The Federal Reserve takes its communication quite seriously and normally sticks to its word since it is committed to managing inflation expectations. The markets are now mirroring the Fed point of view now. In fact, in the last 2 months, the Fed probabilities have shifted right towards greater hawkishness in the markets too. In fact, now 2 more rate hikes are almost axiomatic and a third rate hike is also looking likely, taking the rates to a possible terminal level of 5.75% to 6.00% by the end of calendar year 2023.
What the minutes explained about the Fed statement
The minutes of the FOMC are largely an explanation of the stance of the committee and how the view was arrived at. Hence the views are a lot richer in content. Here is what we read from the minutes of the June FOMC meeting.
The labour market has been showing signs of loosening, but the unemployment rate is still pretty close to full employment in the US economy.
How should the RBI read the minutes of the FOMC?
The RBI had announced a pause in rates in April 2023, when the Fed had stayed hawkish. The RBI has repeated that action in June also. Back in April 2023, the RBI decision did look like a big risk as it could have resulted in monetary divergence. In retrospect, the decision was corrected. On the one hand, it placated the industry bodies, but also allowed the cumulative effect of the rate hikes over the last one year to gradually sink into inflation.

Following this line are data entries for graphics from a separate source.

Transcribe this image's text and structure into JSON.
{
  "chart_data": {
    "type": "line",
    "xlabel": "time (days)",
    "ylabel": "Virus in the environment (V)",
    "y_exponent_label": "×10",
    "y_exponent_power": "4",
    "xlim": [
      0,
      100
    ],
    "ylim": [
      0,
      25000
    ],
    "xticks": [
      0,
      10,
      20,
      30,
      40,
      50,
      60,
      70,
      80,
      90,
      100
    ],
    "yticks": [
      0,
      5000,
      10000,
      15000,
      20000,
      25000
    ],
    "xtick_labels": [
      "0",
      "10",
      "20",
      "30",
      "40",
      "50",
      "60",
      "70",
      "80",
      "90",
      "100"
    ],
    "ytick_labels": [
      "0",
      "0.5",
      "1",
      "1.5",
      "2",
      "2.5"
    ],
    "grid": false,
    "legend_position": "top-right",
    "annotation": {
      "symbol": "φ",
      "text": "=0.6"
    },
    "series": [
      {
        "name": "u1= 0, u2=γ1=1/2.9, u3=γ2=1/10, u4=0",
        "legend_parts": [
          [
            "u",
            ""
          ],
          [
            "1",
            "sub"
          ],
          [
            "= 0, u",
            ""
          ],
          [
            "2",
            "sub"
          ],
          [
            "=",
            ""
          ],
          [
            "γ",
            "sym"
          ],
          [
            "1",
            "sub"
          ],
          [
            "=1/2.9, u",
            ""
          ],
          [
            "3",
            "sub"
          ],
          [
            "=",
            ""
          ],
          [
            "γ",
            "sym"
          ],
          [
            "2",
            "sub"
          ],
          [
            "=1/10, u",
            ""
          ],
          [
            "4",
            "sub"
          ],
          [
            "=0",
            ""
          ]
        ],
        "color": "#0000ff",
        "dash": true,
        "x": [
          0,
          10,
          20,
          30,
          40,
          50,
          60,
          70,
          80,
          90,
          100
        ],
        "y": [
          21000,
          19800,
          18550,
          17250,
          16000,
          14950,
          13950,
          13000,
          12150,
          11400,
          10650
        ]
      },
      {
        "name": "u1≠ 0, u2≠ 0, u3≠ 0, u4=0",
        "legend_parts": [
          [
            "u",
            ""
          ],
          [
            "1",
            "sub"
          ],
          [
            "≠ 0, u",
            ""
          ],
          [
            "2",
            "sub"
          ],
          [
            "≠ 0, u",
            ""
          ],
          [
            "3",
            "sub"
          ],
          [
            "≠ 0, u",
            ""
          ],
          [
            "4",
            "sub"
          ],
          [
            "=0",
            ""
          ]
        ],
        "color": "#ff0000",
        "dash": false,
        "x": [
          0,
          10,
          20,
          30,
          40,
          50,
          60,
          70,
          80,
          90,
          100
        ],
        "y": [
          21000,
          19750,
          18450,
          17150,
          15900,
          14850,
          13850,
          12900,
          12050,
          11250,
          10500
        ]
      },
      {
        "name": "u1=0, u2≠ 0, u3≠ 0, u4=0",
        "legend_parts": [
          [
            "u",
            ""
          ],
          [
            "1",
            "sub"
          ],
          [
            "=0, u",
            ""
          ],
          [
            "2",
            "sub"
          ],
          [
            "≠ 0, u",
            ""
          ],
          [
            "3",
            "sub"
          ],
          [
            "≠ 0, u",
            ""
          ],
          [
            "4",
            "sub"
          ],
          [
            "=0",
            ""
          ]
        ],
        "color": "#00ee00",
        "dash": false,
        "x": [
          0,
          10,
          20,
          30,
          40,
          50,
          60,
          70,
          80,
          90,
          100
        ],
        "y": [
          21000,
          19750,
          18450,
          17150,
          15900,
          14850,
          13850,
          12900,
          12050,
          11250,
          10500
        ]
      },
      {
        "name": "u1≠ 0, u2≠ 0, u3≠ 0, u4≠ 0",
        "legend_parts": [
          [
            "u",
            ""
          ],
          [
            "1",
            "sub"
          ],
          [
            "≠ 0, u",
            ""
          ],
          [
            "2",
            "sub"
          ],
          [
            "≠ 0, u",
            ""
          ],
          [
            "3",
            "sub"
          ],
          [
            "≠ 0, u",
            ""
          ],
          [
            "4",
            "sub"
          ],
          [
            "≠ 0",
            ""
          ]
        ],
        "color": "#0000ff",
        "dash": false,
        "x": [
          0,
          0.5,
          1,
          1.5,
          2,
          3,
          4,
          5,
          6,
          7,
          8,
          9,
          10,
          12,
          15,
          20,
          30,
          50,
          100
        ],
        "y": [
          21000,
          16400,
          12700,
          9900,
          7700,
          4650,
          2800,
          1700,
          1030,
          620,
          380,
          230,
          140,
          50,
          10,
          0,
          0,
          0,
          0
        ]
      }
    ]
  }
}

RBI can take solace from the fact that the inflation target of 4% in India is now just about 25 bps away. On the other hand, the US consumer inflation still has to traverse another 200 bps to get to its target of 2% inflation. However, RBI cannot entirely ignore the hawkish tone of the Fed as it has larger implications for currency value and portfolio flows. At a time when India has got $11 billion into equities from FPIs in May and June, it would be keen to ensure that this momentum is not lost. That is likely to be disrupted if the rate divergence increases. That is something the RBI would have to be cautious about.